Sayangnya, dari total minyak goreng bekas tersebut paling banyak, yakni sekitar 1,95 juta ton atau sekitar 2,43 juta kilo liter digunakan untuk minyak goreng daur ulang. Minyak ini nantinya dijual atau digunakan kembali untuk memasak. Kemudian hanya 148.380 ton atau 184.900 kilo liter diekspor dan sekitar 570.000 kilo liter digunakan untuk bahan baku biodiesel atau kebutuhan lainnya di dalam negeri.
Sedangkan sisanya, berakhir di saluran-saluran pembuangan dan berpotensi mencemari lingkungan. Padahal, dari 1 liter minyak jelantah yang dibuang ke saluran drainase, dapat mencemari setidaknya 1.000 liter perairan. Sebaliknya, jika digunakan untuk hal yang lebih bermanfaat atau dalam hal ini diolah menjadi biodiesel, 3 juta ton dapat menyumbang sekitar 32% dari total kebutuhan bahan bakar hijau tersebut.
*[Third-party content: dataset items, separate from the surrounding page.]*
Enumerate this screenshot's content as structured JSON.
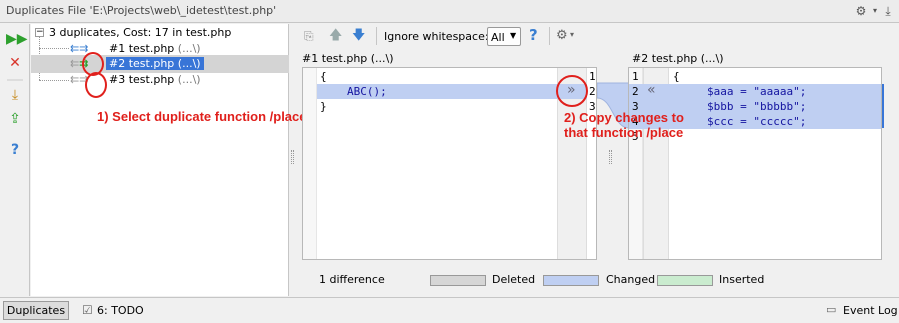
{
  "window": {
    "title": "Duplicates File 'E:\\Projects\\web\\_idetest\\test.php'",
    "settings_icon": "gear-icon",
    "hide_icon": "hide-down-icon"
  },
  "left_toolbar": {
    "icons": [
      "rerun-icon",
      "close-icon",
      "export-icon",
      "export-to-file-icon",
      "help-icon"
    ]
  },
  "tree": {
    "root_label": "3 duplicates, Cost: 17 in test.php",
    "items": [
      {
        "label": "#1 test.php",
        "hint": "(...\\)",
        "selected": false
      },
      {
        "label": "#2 test.php",
        "hint": "(...\\)",
        "selected": true
      },
      {
        "label": "#3 test.php",
        "hint": "(...\\)",
        "selected": false
      }
    ]
  },
  "annotations": {
    "step1": "1) Select duplicate function /place",
    "step2_line1": "2) Copy changes to",
    "step2_line2": "that function /place"
  },
  "diff_toolbar": {
    "ignore_whitespace_label": "Ignore whitespace:",
    "ignore_whitespace_value": "All",
    "help": "?"
  },
  "left_pane": {
    "header": "#1 test.php (...\\)",
    "lines": [
      "{",
      "ABC();",
      "}"
    ]
  },
  "right_pane": {
    "header": "#2 test.php (...\\)",
    "lines": [
      "{",
      "$aaa = \"aaaaa\";",
      "$bbb = \"bbbbb\";",
      "$ccc = \"ccccc\";"
    ],
    "line_numbers": [
      "1",
      "2",
      "3",
      "4",
      "5"
    ]
  },
  "middle_gutter": {
    "line_numbers": [
      "1",
      "2",
      "3"
    ],
    "copy_right_glyph": "»",
    "copy_left_glyph": "«"
  },
  "legend": {
    "summary": "1 difference",
    "deleted": "Deleted",
    "changed": "Changed",
    "inserted": "Inserted",
    "colors": {
      "deleted": "#d6d6d6",
      "changed": "#bfcff2",
      "inserted": "#caeccf"
    }
  },
  "bottom_bar": {
    "duplicates_tab": "Duplicates",
    "todo_tab": "6: TODO",
    "event_log": "Event Log"
  }
}
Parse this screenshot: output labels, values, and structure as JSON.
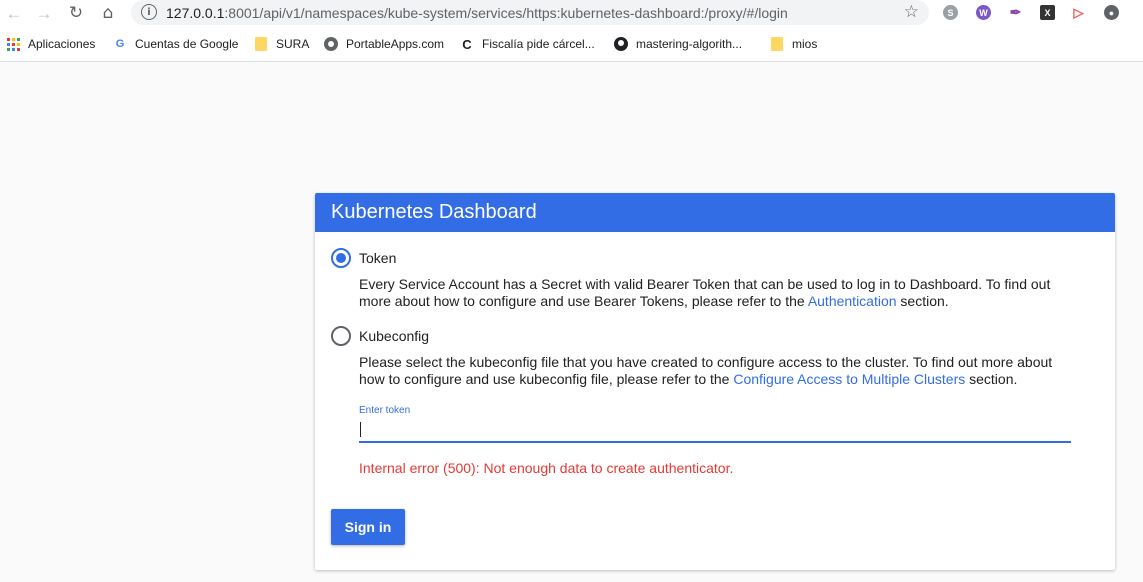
{
  "browser": {
    "url_host": "127.0.0.1",
    "url_path": ":8001/api/v1/namespaces/kube-system/services/https:kubernetes-dashboard:/proxy/#/login"
  },
  "bookmarks": [
    {
      "label": "Aplicaciones",
      "icon": "apps-grid-icon"
    },
    {
      "label": "Cuentas de Google",
      "icon": "google-icon"
    },
    {
      "label": "SURA",
      "icon": "folder-icon"
    },
    {
      "label": "PortableApps.com",
      "icon": "portableapps-icon"
    },
    {
      "label": "Fiscalía pide cárcel...",
      "icon": "news-icon"
    },
    {
      "label": "mastering-algorith...",
      "icon": "github-icon"
    },
    {
      "label": "mios",
      "icon": "folder-icon"
    }
  ],
  "login": {
    "title": "Kubernetes Dashboard",
    "token_option": {
      "label": "Token",
      "checked": true,
      "desc_pre": "Every Service Account has a Secret with valid Bearer Token that can be used to log in to Dashboard. To find out more about how to configure and use Bearer Tokens, please refer to the ",
      "link": "Authentication",
      "desc_post": " section."
    },
    "kubeconfig_option": {
      "label": "Kubeconfig",
      "checked": false,
      "desc_pre": "Please select the kubeconfig file that you have created to configure access to the cluster. To find out more about how to configure and use kubeconfig file, please refer to the ",
      "link": "Configure Access to Multiple Clusters",
      "desc_post": " section."
    },
    "token_field_label": "Enter token",
    "token_value": "",
    "error": "Internal error (500): Not enough data to create authenticator.",
    "signin_label": "Sign in"
  },
  "colors": {
    "accent": "#326de6",
    "error": "#e53935",
    "background": "#fafafa"
  }
}
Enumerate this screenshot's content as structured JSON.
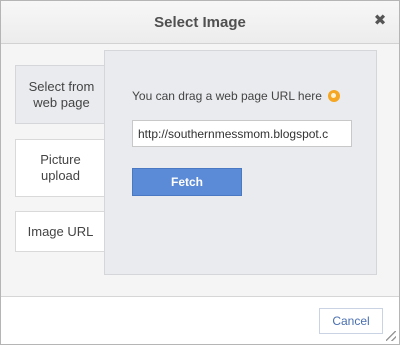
{
  "dialog": {
    "title": "Select Image",
    "close_icon": "close-icon"
  },
  "tabs": [
    {
      "label": "Select from web page",
      "active": true
    },
    {
      "label": "Picture upload",
      "active": false
    },
    {
      "label": "Image URL",
      "active": false
    }
  ],
  "panel": {
    "hint": "You can drag a web page URL here",
    "hint_icon": "tip-icon",
    "url_value": "http://southernmessmom.blogspot.c",
    "fetch_label": "Fetch"
  },
  "footer": {
    "cancel_label": "Cancel"
  },
  "colors": {
    "accent": "#5b8ad6",
    "active_tab_bg": "#e9ebee"
  }
}
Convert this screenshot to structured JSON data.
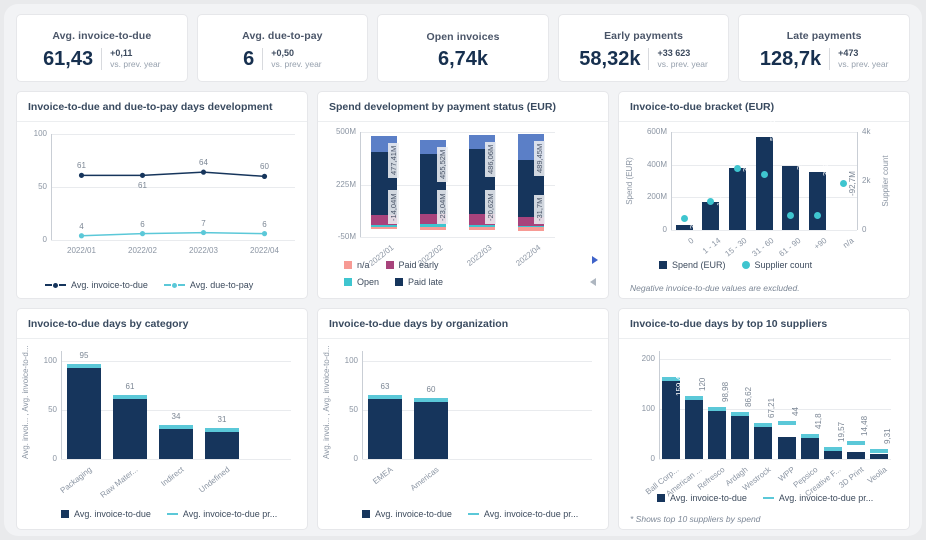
{
  "kpis": [
    {
      "title": "Avg. invoice-to-due",
      "value": "61,43",
      "delta": "+0,11",
      "delta_label": "vs. prev. year"
    },
    {
      "title": "Avg. due-to-pay",
      "value": "6",
      "delta": "+0,50",
      "delta_label": "vs. prev. year"
    },
    {
      "title": "Open invoices",
      "value": "6,74k",
      "delta": "",
      "delta_label": ""
    },
    {
      "title": "Early payments",
      "value": "58,32k",
      "delta": "+33 623",
      "delta_label": "vs. prev. year"
    },
    {
      "title": "Late payments",
      "value": "128,7k",
      "delta": "+473",
      "delta_label": "vs. prev. year"
    }
  ],
  "cards": {
    "development": {
      "title": "Invoice-to-due and due-to-pay days development"
    },
    "spend": {
      "title": "Spend development by payment status (EUR)"
    },
    "bracket": {
      "title": "Invoice-to-due bracket (EUR)",
      "footnote": "Negative invoice-to-due values are excluded."
    },
    "category": {
      "title": "Invoice-to-due days by category"
    },
    "organization": {
      "title": "Invoice-to-due days by organization"
    },
    "suppliers": {
      "title": "Invoice-to-due days by top 10 suppliers",
      "footnote": "* Shows top 10 suppliers by spend"
    }
  },
  "colors": {
    "navy": "#16355c",
    "cyan": "#5bc8d8",
    "blue_mid": "#5b7fc7",
    "magenta": "#a8437c",
    "salmon": "#f79a94",
    "teal": "#3fc5cf",
    "accent": "#3f63c9"
  },
  "chart_data": [
    {
      "id": "development",
      "type": "line",
      "title": "Invoice-to-due and due-to-pay days development",
      "categories": [
        "2022/01",
        "2022/02",
        "2022/03",
        "2022/04"
      ],
      "ylim": [
        0,
        100
      ],
      "yticks": [
        "0",
        "50",
        "100"
      ],
      "grid": true,
      "legend_position": "bottom",
      "series": [
        {
          "name": "Avg. invoice-to-due",
          "color": "#16355c",
          "values": [
            61,
            61,
            64,
            60
          ],
          "labels": [
            "61",
            "61",
            "64",
            "60"
          ]
        },
        {
          "name": "Avg. due-to-pay",
          "color": "#5bc8d8",
          "values": [
            4,
            6,
            7,
            6
          ],
          "labels": [
            "4",
            "6",
            "7",
            "6"
          ]
        }
      ]
    },
    {
      "id": "spend",
      "type": "bar",
      "stacked": true,
      "title": "Spend development by payment status (EUR)",
      "categories": [
        "2022/01",
        "2022/02",
        "2022/03",
        "2022/04"
      ],
      "ylim": [
        -50,
        500
      ],
      "yticks": [
        "-50M",
        "225M",
        "500M"
      ],
      "grid": true,
      "legend_position": "bottom",
      "legend_entries": [
        "n/a",
        "Paid early",
        "Open",
        "Paid late"
      ],
      "series": [
        {
          "name": "n/a",
          "color": "#f79a94",
          "values": [
            14.04,
            23.04,
            20.62,
            31.7
          ],
          "labels": [
            "-14,04M",
            "-23,04M",
            "-20,62M",
            "-31,7M"
          ]
        },
        {
          "name": "Open",
          "color": "#3fc5cf",
          "values": [
            12,
            18,
            14,
            6
          ],
          "labels": [
            "",
            "",
            "",
            ""
          ]
        },
        {
          "name": "Paid early",
          "color": "#a8437c",
          "values": [
            52,
            50,
            54,
            48
          ],
          "labels": [
            "",
            "",
            "",
            ""
          ]
        },
        {
          "name": "Paid late",
          "color": "#16355c",
          "values": [
            330,
            318,
            345,
            300
          ],
          "labels": [
            "",
            "",
            "",
            ""
          ]
        },
        {
          "name": "total",
          "color": "#5b7fc7",
          "values": [
            477.41,
            455.52,
            486.06,
            489.45
          ],
          "labels": [
            "477,41M",
            "455,52M",
            "486,06M",
            "489,45M"
          ]
        }
      ]
    },
    {
      "id": "bracket",
      "type": "bar",
      "title": "Invoice-to-due bracket (EUR)",
      "categories": [
        "0",
        "1 - 14",
        "15 - 30",
        "31 - 60",
        "61 - 90",
        "+90",
        "n/a"
      ],
      "ylabel": "Spend (EUR)",
      "y2label": "Supplier count",
      "ylim": [
        0,
        600
      ],
      "yticks": [
        "0",
        "200M",
        "400M",
        "600M"
      ],
      "y2ticks": [
        "0",
        "2k",
        "4k"
      ],
      "y2lim": [
        0,
        4000
      ],
      "grid": true,
      "legend_position": "bottom",
      "series": [
        {
          "name": "Spend (EUR)",
          "color": "#16355c",
          "values": [
            32.27,
            174.29,
            377.03,
            568.62,
            392.59,
            352.34,
            -92.7
          ],
          "labels": [
            "32,27M",
            "174,29M",
            "377,03M",
            "568,62M",
            "392,59M",
            "352,34M",
            "-92,7M"
          ]
        },
        {
          "name": "Supplier count",
          "color": "#3fc5cf",
          "values": [
            470,
            1180,
            2500,
            2260,
            580,
            590,
            1880
          ],
          "labels": []
        }
      ]
    },
    {
      "id": "category",
      "type": "bar",
      "title": "Invoice-to-due days by category",
      "categories": [
        "Packaging",
        "Raw Mater...",
        "Indirect",
        "Undefined"
      ],
      "ylabel": "Avg. invoi... , Avg. invoice-to-d...",
      "ylim": [
        0,
        100
      ],
      "yticks": [
        "0",
        "50",
        "100"
      ],
      "grid": true,
      "legend_position": "bottom",
      "series": [
        {
          "name": "Avg. invoice-to-due",
          "color": "#16355c",
          "values": [
            95,
            61,
            34,
            31
          ],
          "labels": [
            "95",
            "61",
            "34",
            "31"
          ]
        },
        {
          "name": "Avg. invoice-to-due pr...",
          "color": "#5bc8d8",
          "values": [
            97,
            65,
            35,
            32
          ],
          "labels": []
        }
      ]
    },
    {
      "id": "organization",
      "type": "bar",
      "title": "Invoice-to-due days by organization",
      "categories": [
        "EMEA",
        "Americas"
      ],
      "ylabel": "Avg. invoi... , Avg. invoice-to-d...",
      "ylim": [
        0,
        100
      ],
      "yticks": [
        "0",
        "50",
        "100"
      ],
      "grid": true,
      "legend_position": "bottom",
      "series": [
        {
          "name": "Avg. invoice-to-due",
          "color": "#16355c",
          "values": [
            63,
            60
          ],
          "labels": [
            "63",
            "60"
          ]
        },
        {
          "name": "Avg. invoice-to-due pr...",
          "color": "#5bc8d8",
          "values": [
            65,
            62
          ],
          "labels": []
        }
      ]
    },
    {
      "id": "suppliers",
      "type": "bar",
      "title": "Invoice-to-due days by top 10 suppliers",
      "categories": [
        "Ball Corp...",
        "American ...",
        "Refresco",
        "Ardagh",
        "Westrock",
        "WPP",
        "Pepsico",
        "Creative F...",
        "3D Print",
        "Veolia"
      ],
      "ylim": [
        0,
        200
      ],
      "yticks": [
        "0",
        "100",
        "200"
      ],
      "grid": true,
      "legend_position": "bottom",
      "series": [
        {
          "name": "Avg. invoice-to-due",
          "color": "#16355c",
          "values": [
            159.4,
            120,
            98.98,
            86.62,
            67.21,
            44,
            41.8,
            19.57,
            14.48,
            9.31
          ],
          "labels": [
            "159,4",
            "120",
            "98,98",
            "86,62",
            "67,21",
            "44",
            "41,8",
            "19,57",
            "14,48",
            "9,31"
          ]
        },
        {
          "name": "Avg. invoice-to-due pr...",
          "color": "#5bc8d8",
          "values": [
            163,
            126,
            104,
            93,
            71,
            75,
            49,
            24,
            35,
            19
          ],
          "labels": []
        }
      ]
    }
  ]
}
“Sebenarnya potensi produksi minyak jelantah bisa lebih tinggi. Karena siapa sih di Indonesia yang tidak makan gorengan? Dengan tingginya konsumsi minyak goreng, jelantahnya juga akan tinggi, begitu juga dengan potensi feedstock (pasokan-red) biodieselnya,” kata Manajer lembaga riset independen Traction Energy Asia Ricky Amukti, kepada Alinea.id, Kamis (2/12).
Di Jakarta saja, lanjut Ricky, setidaknya mempunyai potensi produksi jelantah sebesar 12 juta liter atau 12.000 kilo liter per tahun. Angka itu hanya berasal dari konsumsi minyak goreng rumah tangga dan bisnis Usaha Mikro, Kecil dan Menengah (UMKM) saja. Belum termasuk konsumsi dari sektor bisnis lainnya seperti hotel, restoran dan kafe.
“Dari rumah tangga dan UMKM saja sudah bisa menyuplai 20% dari feedstock biodiesel mereka (Jakarta-red) sendiri,” imbuhnya.
Sebagai informasi, berdasarkan data PT Pertamina, pada tahun 2020 kuota biosolar (B30) di DKI Jakarta telah mencapai 703.517 kilo liter berdasarkan keputusan Kepala Badan Pengatur Hilir Minyak dan Gas Bumi (BPH Migas).
Hal ini pun diamini oleh Kepala Program Sedekah Minyak Jelantah dari Rumah Sosial Kutub Afiq Hidayatullah. Menurutnya, tingginya potensi produksi minyak jelantah terlihat dari pengumpulan UCO oleh Yayasan yang sebanyak 10-15 ton per bulan. Bahkan, sampai saat ini pengumpulan minyak jelantah yang dilakukan lembaga amil zakat di bawah Baznas Bazis DKI itu telah mengalami peningkatan hingga 78%, yakni menjadi 180.000 ton.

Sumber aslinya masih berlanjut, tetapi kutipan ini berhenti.